Abends redete Alex beruhigend auf mich ein: „Es wird schon alles gut für uns laufen, Chérie. Warte doch, bis du hier bist, bevor du dich aufregst.“ Ich versuchte es. Schließlich wollte ich weder vor Alex noch vor den Iren als hysterisches Nervenbündel dastehen. Ich nahm mir vor, mich an den legendären irischen Optimismus zu halten. Schon Böll wusste, dass für einen Iren nie der schlimmste Fall eintreten kann. Im „Irischen Tagebuch“ hatte ich gelesen: „Stirbt einem die geliebte und hochverehrte Großmutter, so hätte ja auch noch der geliebte und verehrte Großvater sterben können; brennt der Hof ab, die Hühner aber werden gerettet, so hätten ja auch noch die Hühner verbrennen können, und verbrennen sie gar: nun – das Schlimmere: dass man selbst gestorben wäre, ist ja nicht passiert. Stirbt man gar, nun, so ist man aller Sorgen ledig, denn jedem reuigen Sünder steht der Himmel offen, das Ziel mühseliger irdischer Pilgerschaft.“ Ich besaß zwar weder Hof noch Hühner, meine Großväter lagen auch schon im Grab, aber deswegen glaubte ich noch lange nicht, mir könne nichts Schlimmes mehr passieren. Vielleicht würde mir das Gottvertrauen fehlen, dennoch wollte ich versuchen, in Irland ein bisschen gelassener zu werden. In ein, zwei Jahren würde ich dann, von Selbstzweifeln befreit und von Optimismus durchdrungen, zurückkehren. Oder ich würde für immer dort bleiben, einen Bauern in Mayo heiraten und sieben Kinder kriegen. Möglicherweise wäre ich nach der siebten Geburt auch froh, überhaupt noch zu leben. Nun ja, vorsorglich erzählte ich niemandem davon. Schon gar nicht Alex, der sich und mich vermutlich wieder einmal gefragt hätte, warum Deutsche sich das Leben so gerne schwer machten. Natürlich war das ein plattes Vorurteil. Eigentlich war ich die Unbeschwertheit in Person. Ich musste nur den richtigen Ort, die richtigen Menschen, das richtige Leben finden, um diese Seite an mir ausleben zu können. Straßburg war kuschelig, aber in Sachen Witz und Leichtigkeit hatten mir die Elsässer wenig voraus. Vielleicht wäre ja Dublin die Stadt, in der sich mein wahres Ich voll entfalten würde. Es war einen Versuch wert.

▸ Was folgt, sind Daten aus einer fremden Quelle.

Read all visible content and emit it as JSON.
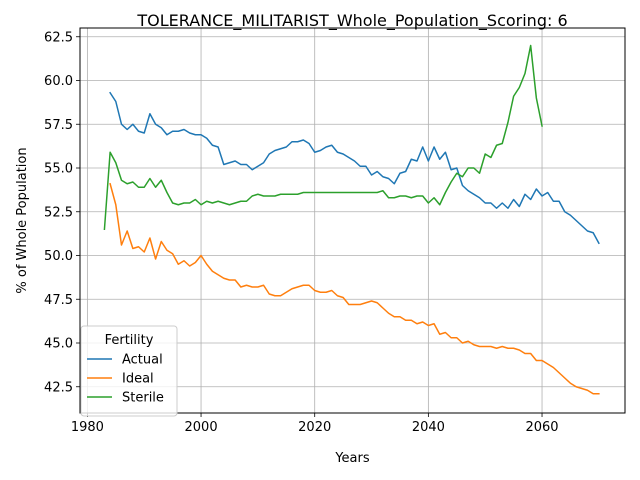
{
  "chart_data": {
    "type": "line",
    "title": "TOLERANCE_MILITARIST_Whole_Population_Scoring: 6",
    "xlabel": "Years",
    "ylabel": "% of Whole Population",
    "xlim": [
      1978.7,
      2074.6
    ],
    "ylim": [
      41.0,
      63.0
    ],
    "xticks": [
      1980,
      2000,
      2020,
      2040,
      2060
    ],
    "xtick_labels": [
      "1980",
      "2000",
      "2020",
      "2040",
      "2060"
    ],
    "yticks": [
      42.5,
      45.0,
      47.5,
      50.0,
      52.5,
      55.0,
      57.5,
      60.0,
      62.5
    ],
    "ytick_labels": [
      "42.5",
      "45.0",
      "47.5",
      "50.0",
      "52.5",
      "55.0",
      "57.5",
      "60.0",
      "62.5"
    ],
    "grid": true,
    "legend": {
      "title": "Fertility",
      "position": "lower-left"
    },
    "series": [
      {
        "name": "Actual",
        "color": "#1f77b4",
        "x": [
          1984,
          1985,
          1986,
          1987,
          1988,
          1989,
          1990,
          1991,
          1992,
          1993,
          1994,
          1995,
          1996,
          1997,
          1998,
          1999,
          2000,
          2001,
          2002,
          2003,
          2004,
          2005,
          2006,
          2007,
          2008,
          2009,
          2010,
          2011,
          2012,
          2013,
          2014,
          2015,
          2016,
          2017,
          2018,
          2019,
          2020,
          2021,
          2022,
          2023,
          2024,
          2025,
          2026,
          2027,
          2028,
          2029,
          2030,
          2031,
          2032,
          2033,
          2034,
          2035,
          2036,
          2037,
          2038,
          2039,
          2040,
          2041,
          2042,
          2043,
          2044,
          2045,
          2046,
          2047,
          2048,
          2049,
          2050,
          2051,
          2052,
          2053,
          2054,
          2055,
          2056,
          2057,
          2058,
          2059,
          2060,
          2061,
          2062,
          2063,
          2064,
          2065,
          2066,
          2067,
          2068,
          2069,
          2070
        ],
        "values": [
          59.3,
          58.8,
          57.5,
          57.2,
          57.5,
          57.1,
          57.0,
          58.1,
          57.5,
          57.3,
          56.9,
          57.1,
          57.1,
          57.2,
          57.0,
          56.9,
          56.9,
          56.7,
          56.3,
          56.2,
          55.2,
          55.3,
          55.4,
          55.2,
          55.2,
          54.9,
          55.1,
          55.3,
          55.8,
          56.0,
          56.1,
          56.2,
          56.5,
          56.5,
          56.6,
          56.4,
          55.9,
          56.0,
          56.2,
          56.3,
          55.9,
          55.8,
          55.6,
          55.4,
          55.1,
          55.1,
          54.6,
          54.8,
          54.5,
          54.4,
          54.1,
          54.7,
          54.8,
          55.5,
          55.4,
          56.2,
          55.4,
          56.2,
          55.5,
          55.9,
          54.9,
          55.0,
          54.0,
          53.7,
          53.5,
          53.3,
          53.0,
          53.0,
          52.7,
          53.0,
          52.7,
          53.2,
          52.8,
          53.5,
          53.2,
          53.8,
          53.4,
          53.6,
          53.1,
          53.1,
          52.5,
          52.3,
          52.0,
          51.7,
          51.4,
          51.3,
          50.7
        ]
      },
      {
        "name": "Ideal",
        "color": "#ff7f0e",
        "x": [
          1984,
          1985,
          1986,
          1987,
          1988,
          1989,
          1990,
          1991,
          1992,
          1993,
          1994,
          1995,
          1996,
          1997,
          1998,
          1999,
          2000,
          2001,
          2002,
          2003,
          2004,
          2005,
          2006,
          2007,
          2008,
          2009,
          2010,
          2011,
          2012,
          2013,
          2014,
          2015,
          2016,
          2017,
          2018,
          2019,
          2020,
          2021,
          2022,
          2023,
          2024,
          2025,
          2026,
          2027,
          2028,
          2029,
          2030,
          2031,
          2032,
          2033,
          2034,
          2035,
          2036,
          2037,
          2038,
          2039,
          2040,
          2041,
          2042,
          2043,
          2044,
          2045,
          2046,
          2047,
          2048,
          2049,
          2050,
          2051,
          2052,
          2053,
          2054,
          2055,
          2056,
          2057,
          2058,
          2059,
          2060,
          2061,
          2062,
          2063,
          2064,
          2065,
          2066,
          2067,
          2068,
          2069,
          2070
        ],
        "values": [
          54.1,
          52.9,
          50.6,
          51.4,
          50.4,
          50.5,
          50.2,
          51.0,
          49.8,
          50.8,
          50.3,
          50.1,
          49.5,
          49.7,
          49.4,
          49.6,
          50.0,
          49.5,
          49.1,
          48.9,
          48.7,
          48.6,
          48.6,
          48.2,
          48.3,
          48.2,
          48.2,
          48.3,
          47.8,
          47.7,
          47.7,
          47.9,
          48.1,
          48.2,
          48.3,
          48.3,
          48.0,
          47.9,
          47.9,
          48.0,
          47.7,
          47.6,
          47.2,
          47.2,
          47.2,
          47.3,
          47.4,
          47.3,
          47.0,
          46.7,
          46.5,
          46.5,
          46.3,
          46.3,
          46.1,
          46.2,
          46.0,
          46.1,
          45.5,
          45.6,
          45.3,
          45.3,
          45.0,
          45.1,
          44.9,
          44.8,
          44.8,
          44.8,
          44.7,
          44.8,
          44.7,
          44.7,
          44.6,
          44.4,
          44.4,
          44.0,
          44.0,
          43.8,
          43.6,
          43.3,
          43.0,
          42.7,
          42.5,
          42.4,
          42.3,
          42.1,
          42.1
        ]
      },
      {
        "name": "Sterile",
        "color": "#2ca02c",
        "x": [
          1983,
          1984,
          1985,
          1986,
          1987,
          1988,
          1989,
          1990,
          1991,
          1992,
          1993,
          1994,
          1995,
          1996,
          1997,
          1998,
          1999,
          2000,
          2001,
          2002,
          2003,
          2004,
          2005,
          2006,
          2007,
          2008,
          2009,
          2010,
          2011,
          2012,
          2013,
          2014,
          2015,
          2016,
          2017,
          2018,
          2019,
          2020,
          2021,
          2022,
          2023,
          2024,
          2025,
          2026,
          2027,
          2028,
          2029,
          2030,
          2031,
          2032,
          2033,
          2034,
          2035,
          2036,
          2037,
          2038,
          2039,
          2040,
          2041,
          2042,
          2043,
          2044,
          2045,
          2046,
          2047,
          2048,
          2049,
          2050,
          2051,
          2052,
          2053,
          2054,
          2055,
          2056,
          2057,
          2058,
          2059,
          2060
        ],
        "values": [
          51.5,
          55.9,
          55.3,
          54.3,
          54.1,
          54.2,
          53.9,
          53.9,
          54.4,
          53.9,
          54.3,
          53.6,
          53.0,
          52.9,
          53.0,
          53.0,
          53.2,
          52.9,
          53.1,
          53.0,
          53.1,
          53.0,
          52.9,
          53.0,
          53.1,
          53.1,
          53.4,
          53.5,
          53.4,
          53.4,
          53.4,
          53.5,
          53.5,
          53.5,
          53.5,
          53.6,
          53.6,
          53.6,
          53.6,
          53.6,
          53.6,
          53.6,
          53.6,
          53.6,
          53.6,
          53.6,
          53.6,
          53.6,
          53.6,
          53.7,
          53.3,
          53.3,
          53.4,
          53.4,
          53.3,
          53.4,
          53.4,
          53.0,
          53.3,
          52.9,
          53.6,
          54.2,
          54.7,
          54.5,
          55.0,
          55.0,
          54.7,
          55.8,
          55.6,
          56.3,
          56.4,
          57.6,
          59.1,
          59.6,
          60.4,
          62.0,
          59.0,
          57.4
        ]
      }
    ]
  }
}
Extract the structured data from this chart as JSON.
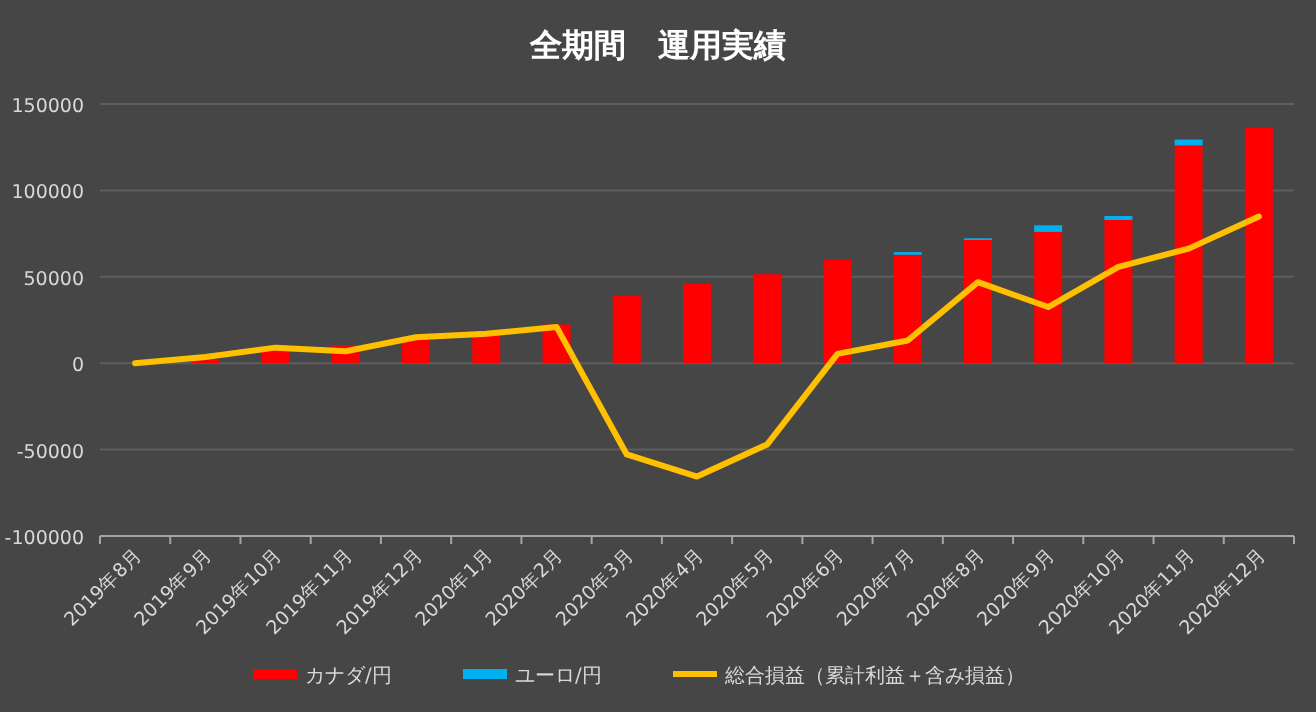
{
  "chart_data": {
    "type": "bar",
    "title": "全期間　運用実績",
    "stacked": true,
    "legend": "bottom",
    "grid": "y",
    "categories": [
      "2019年8月",
      "2019年9月",
      "2019年10月",
      "2019年11月",
      "2019年12月",
      "2020年1月",
      "2020年2月",
      "2020年3月",
      "2020年4月",
      "2020年5月",
      "2020年6月",
      "2020年7月",
      "2020年8月",
      "2020年9月",
      "2020年10月",
      "2020年11月",
      "2020年12月"
    ],
    "ylim": [
      -100000,
      150000
    ],
    "yticks": [
      -100000,
      -50000,
      0,
      50000,
      100000,
      150000
    ],
    "series": [
      {
        "name": "カナダ/円",
        "color": "#ff0000",
        "values": [
          null,
          2000,
          9000,
          10500,
          15000,
          17800,
          22400,
          39100,
          46000,
          51500,
          60000,
          62800,
          71300,
          76000,
          82900,
          126000,
          136400
        ]
      },
      {
        "name": "ユーロ/円",
        "color": "#00b0f0",
        "values": [
          null,
          null,
          null,
          null,
          null,
          null,
          null,
          null,
          null,
          null,
          null,
          1500,
          1000,
          3800,
          2300,
          3400,
          null
        ]
      },
      {
        "name": "総合損益（累計利益＋含み損益）",
        "color": "#ffc000",
        "type": "line",
        "values": [
          0,
          3600,
          9000,
          6900,
          15000,
          17000,
          21000,
          -52800,
          -65600,
          -47000,
          5400,
          13100,
          46900,
          32500,
          55800,
          66300,
          84900
        ]
      }
    ]
  }
}
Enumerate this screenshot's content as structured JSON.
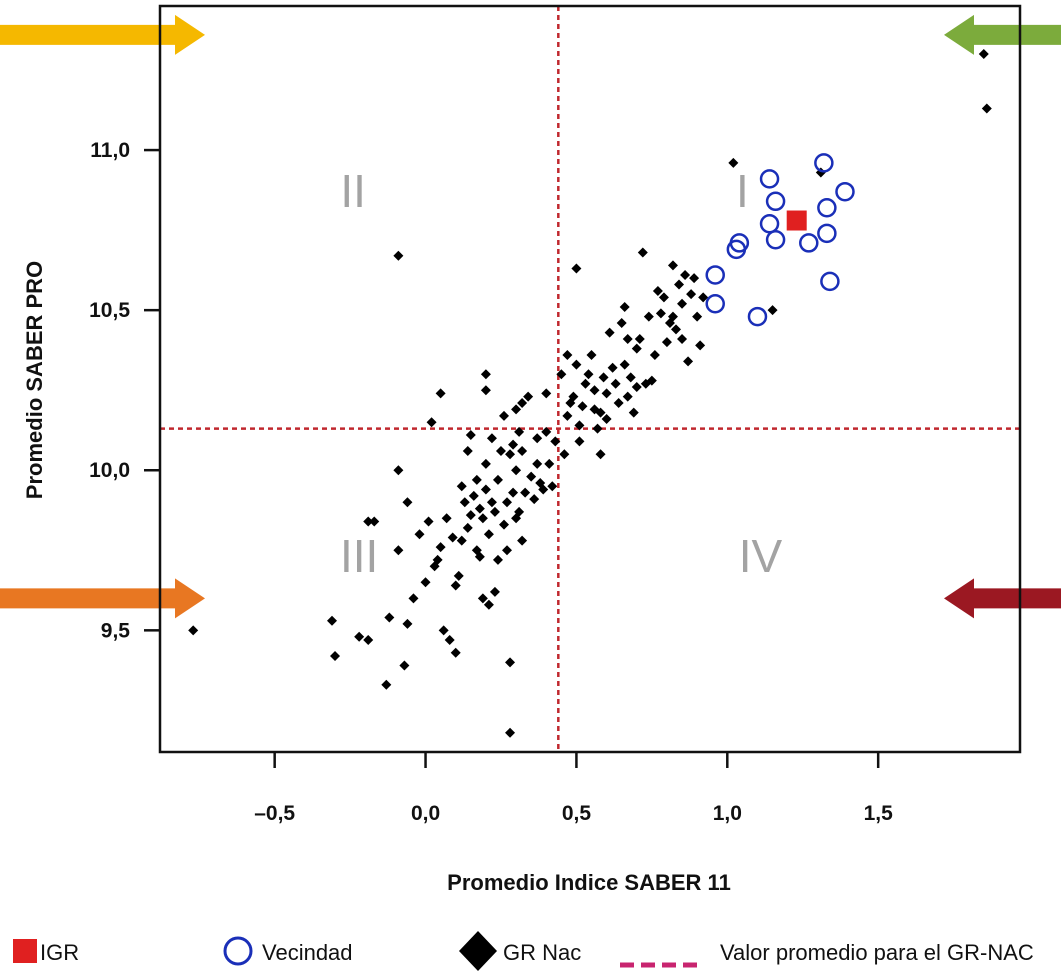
{
  "chart_data": {
    "type": "scatter",
    "xlabel": "Promedio Indice SABER 11",
    "ylabel": "Promedio SABER PRO",
    "xlim": [
      -0.88,
      1.97
    ],
    "ylim": [
      9.12,
      11.45
    ],
    "x_ticks": [
      -0.5,
      0.0,
      0.5,
      1.0,
      1.5
    ],
    "x_tick_labels": [
      "–0,5",
      "0,0",
      "0,5",
      "1,0",
      "1,5"
    ],
    "y_ticks": [
      9.5,
      10.0,
      10.5,
      11.0
    ],
    "y_tick_labels": [
      "9,5",
      "10,0",
      "10,5",
      "11,0"
    ],
    "grid": false,
    "reference_lines": {
      "x": 0.44,
      "y": 10.13
    },
    "quadrant_labels": [
      {
        "text": "I",
        "x": 1.05,
        "y": 10.86
      },
      {
        "text": "II",
        "x": -0.24,
        "y": 10.86
      },
      {
        "text": "III",
        "x": -0.22,
        "y": 9.72
      },
      {
        "text": "IV",
        "x": 1.11,
        "y": 9.72
      }
    ],
    "arrows": [
      {
        "color": "#f5b800",
        "direction": "right",
        "side": "left",
        "y": 11.36
      },
      {
        "color": "#7cab3c",
        "direction": "left",
        "side": "right",
        "y": 11.36
      },
      {
        "color": "#e87722",
        "direction": "right",
        "side": "left",
        "y": 9.6
      },
      {
        "color": "#9b1822",
        "direction": "left",
        "side": "right",
        "y": 9.6
      }
    ],
    "legend": {
      "placement": "bottom",
      "items": [
        {
          "label": "IGR",
          "marker": "square",
          "color": "#e02020"
        },
        {
          "label": "Vecindad",
          "marker": "circle",
          "color": "#1a2fb8"
        },
        {
          "label": "GR Nac",
          "marker": "diamond",
          "color": "#000000"
        },
        {
          "label": "Valor promedio para el GR-NAC",
          "marker": "dashed-line",
          "color": "#c8246f"
        }
      ]
    },
    "series": [
      {
        "name": "GR Nac",
        "marker": "diamond",
        "color": "#000000",
        "points": [
          [
            -0.77,
            9.5
          ],
          [
            -0.31,
            9.53
          ],
          [
            -0.3,
            9.42
          ],
          [
            -0.22,
            9.48
          ],
          [
            -0.19,
            9.47
          ],
          [
            -0.19,
            9.84
          ],
          [
            -0.17,
            9.84
          ],
          [
            -0.13,
            9.33
          ],
          [
            -0.12,
            9.54
          ],
          [
            -0.09,
            9.75
          ],
          [
            -0.07,
            9.39
          ],
          [
            -0.06,
            9.52
          ],
          [
            -0.06,
            9.9
          ],
          [
            -0.04,
            9.6
          ],
          [
            -0.09,
            10.0
          ],
          [
            -0.09,
            10.67
          ],
          [
            -0.02,
            9.8
          ],
          [
            0.0,
            9.65
          ],
          [
            0.01,
            9.84
          ],
          [
            0.02,
            10.15
          ],
          [
            0.03,
            9.7
          ],
          [
            0.04,
            9.72
          ],
          [
            0.05,
            9.76
          ],
          [
            0.05,
            10.24
          ],
          [
            0.06,
            9.5
          ],
          [
            0.07,
            9.85
          ],
          [
            0.08,
            9.47
          ],
          [
            0.09,
            9.79
          ],
          [
            0.1,
            9.64
          ],
          [
            0.1,
            9.43
          ],
          [
            0.11,
            9.67
          ],
          [
            0.12,
            9.78
          ],
          [
            0.12,
            9.95
          ],
          [
            0.13,
            9.9
          ],
          [
            0.14,
            9.82
          ],
          [
            0.14,
            10.06
          ],
          [
            0.15,
            9.86
          ],
          [
            0.15,
            10.11
          ],
          [
            0.16,
            9.92
          ],
          [
            0.17,
            9.75
          ],
          [
            0.17,
            9.97
          ],
          [
            0.18,
            9.88
          ],
          [
            0.18,
            9.73
          ],
          [
            0.19,
            9.6
          ],
          [
            0.19,
            9.85
          ],
          [
            0.2,
            10.02
          ],
          [
            0.2,
            9.94
          ],
          [
            0.2,
            10.25
          ],
          [
            0.2,
            10.3
          ],
          [
            0.21,
            9.58
          ],
          [
            0.21,
            9.8
          ],
          [
            0.22,
            10.1
          ],
          [
            0.22,
            9.9
          ],
          [
            0.23,
            9.62
          ],
          [
            0.23,
            9.87
          ],
          [
            0.24,
            9.72
          ],
          [
            0.24,
            9.97
          ],
          [
            0.25,
            10.06
          ],
          [
            0.26,
            9.83
          ],
          [
            0.26,
            10.17
          ],
          [
            0.27,
            9.9
          ],
          [
            0.27,
            9.75
          ],
          [
            0.28,
            9.4
          ],
          [
            0.28,
            9.18
          ],
          [
            0.28,
            10.05
          ],
          [
            0.29,
            10.08
          ],
          [
            0.29,
            9.93
          ],
          [
            0.3,
            9.85
          ],
          [
            0.3,
            10.19
          ],
          [
            0.3,
            10.0
          ],
          [
            0.31,
            9.87
          ],
          [
            0.31,
            10.12
          ],
          [
            0.32,
            9.78
          ],
          [
            0.32,
            10.06
          ],
          [
            0.32,
            10.21
          ],
          [
            0.33,
            9.93
          ],
          [
            0.34,
            10.23
          ],
          [
            0.35,
            9.98
          ],
          [
            0.36,
            9.91
          ],
          [
            0.37,
            10.1
          ],
          [
            0.37,
            10.02
          ],
          [
            0.38,
            9.96
          ],
          [
            0.39,
            9.94
          ],
          [
            0.4,
            10.24
          ],
          [
            0.4,
            10.12
          ],
          [
            0.41,
            10.02
          ],
          [
            0.42,
            9.95
          ],
          [
            0.43,
            10.09
          ],
          [
            0.45,
            10.3
          ],
          [
            0.46,
            10.05
          ],
          [
            0.47,
            10.17
          ],
          [
            0.47,
            10.36
          ],
          [
            0.48,
            10.21
          ],
          [
            0.49,
            10.23
          ],
          [
            0.5,
            10.33
          ],
          [
            0.5,
            10.63
          ],
          [
            0.51,
            10.09
          ],
          [
            0.51,
            10.14
          ],
          [
            0.52,
            10.2
          ],
          [
            0.53,
            10.27
          ],
          [
            0.54,
            10.3
          ],
          [
            0.55,
            10.36
          ],
          [
            0.56,
            10.19
          ],
          [
            0.56,
            10.25
          ],
          [
            0.57,
            10.13
          ],
          [
            0.58,
            10.18
          ],
          [
            0.58,
            10.05
          ],
          [
            0.59,
            10.29
          ],
          [
            0.6,
            10.24
          ],
          [
            0.6,
            10.16
          ],
          [
            0.61,
            10.43
          ],
          [
            0.62,
            10.32
          ],
          [
            0.63,
            10.27
          ],
          [
            0.64,
            10.21
          ],
          [
            0.65,
            10.46
          ],
          [
            0.66,
            10.51
          ],
          [
            0.66,
            10.33
          ],
          [
            0.67,
            10.41
          ],
          [
            0.67,
            10.23
          ],
          [
            0.68,
            10.29
          ],
          [
            0.69,
            10.18
          ],
          [
            0.7,
            10.26
          ],
          [
            0.7,
            10.38
          ],
          [
            0.71,
            10.41
          ],
          [
            0.72,
            10.68
          ],
          [
            0.73,
            10.27
          ],
          [
            0.74,
            10.48
          ],
          [
            0.75,
            10.28
          ],
          [
            0.76,
            10.36
          ],
          [
            0.77,
            10.56
          ],
          [
            0.78,
            10.49
          ],
          [
            0.79,
            10.54
          ],
          [
            0.8,
            10.4
          ],
          [
            0.81,
            10.46
          ],
          [
            0.82,
            10.64
          ],
          [
            0.82,
            10.48
          ],
          [
            0.83,
            10.44
          ],
          [
            0.84,
            10.58
          ],
          [
            0.85,
            10.52
          ],
          [
            0.85,
            10.41
          ],
          [
            0.86,
            10.61
          ],
          [
            0.87,
            10.34
          ],
          [
            0.88,
            10.55
          ],
          [
            0.89,
            10.6
          ],
          [
            0.9,
            10.48
          ],
          [
            0.91,
            10.39
          ],
          [
            0.92,
            10.54
          ],
          [
            1.02,
            10.96
          ],
          [
            1.15,
            10.5
          ],
          [
            1.31,
            10.93
          ],
          [
            1.85,
            11.3
          ],
          [
            1.86,
            11.13
          ]
        ]
      },
      {
        "name": "Vecindad",
        "marker": "circle",
        "color": "#1a2fb8",
        "points": [
          [
            0.96,
            10.61
          ],
          [
            0.96,
            10.52
          ],
          [
            1.03,
            10.69
          ],
          [
            1.04,
            10.71
          ],
          [
            1.1,
            10.48
          ],
          [
            1.14,
            10.77
          ],
          [
            1.14,
            10.91
          ],
          [
            1.16,
            10.84
          ],
          [
            1.16,
            10.72
          ],
          [
            1.27,
            10.71
          ],
          [
            1.32,
            10.96
          ],
          [
            1.33,
            10.82
          ],
          [
            1.33,
            10.74
          ],
          [
            1.34,
            10.59
          ],
          [
            1.39,
            10.87
          ]
        ]
      },
      {
        "name": "IGR",
        "marker": "square",
        "color": "#e02020",
        "points": [
          [
            1.23,
            10.78
          ]
        ]
      }
    ]
  }
}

August O du, mein Reihenhaus

Meine Sitznachbarin verrenkte sich, um einen Blick auf die Bucht zu erhaschen. Bis dahin hatten wir den Flug fast schweigend verbracht, sie in einen englischsprachigen Schmöker mit rosafarbenem Einband vertieft, ich in meine Gedanken. In der Woche davor war ich kaum zu mir gekommen: packen, die Wohnung auflösen, mich von Kollegen und Freunden verabschieden, meine Sachen zu meinen Eltern nach Nürnberg fahren. Gut bepackt machte ich mich auf den Weg. Am Flughafen ein paar Tränen vergossen, Küsse, Umarmungen und Segnungen aller Art ausgetauscht. Irgendwann saß ich wirklich im Flugzeug und war wie in Trance. Ob vor Glück oder vor Erschöpfung, keine Ahnung. Jedenfalls zogen die zwei Stunden, die die Maschine nach Dublin brauchte, an mir vorbei. Erst als die Stewardess die Landung ankündigte und ich aus dem Fenster sah, kam mein Kreislauf wieder in Gang. Unter uns lagen grüne Wiesen und Felder, die in der Sonne leuchteten. Dazwischen Baumreihen und kleine Siedlungen. Links in der Ferne lag Dublin. Das Wasser glitzerte in der Bucht. Ein paar Wolken und offenbar starker Wind sorgten für ein schnelles Schattenspiel.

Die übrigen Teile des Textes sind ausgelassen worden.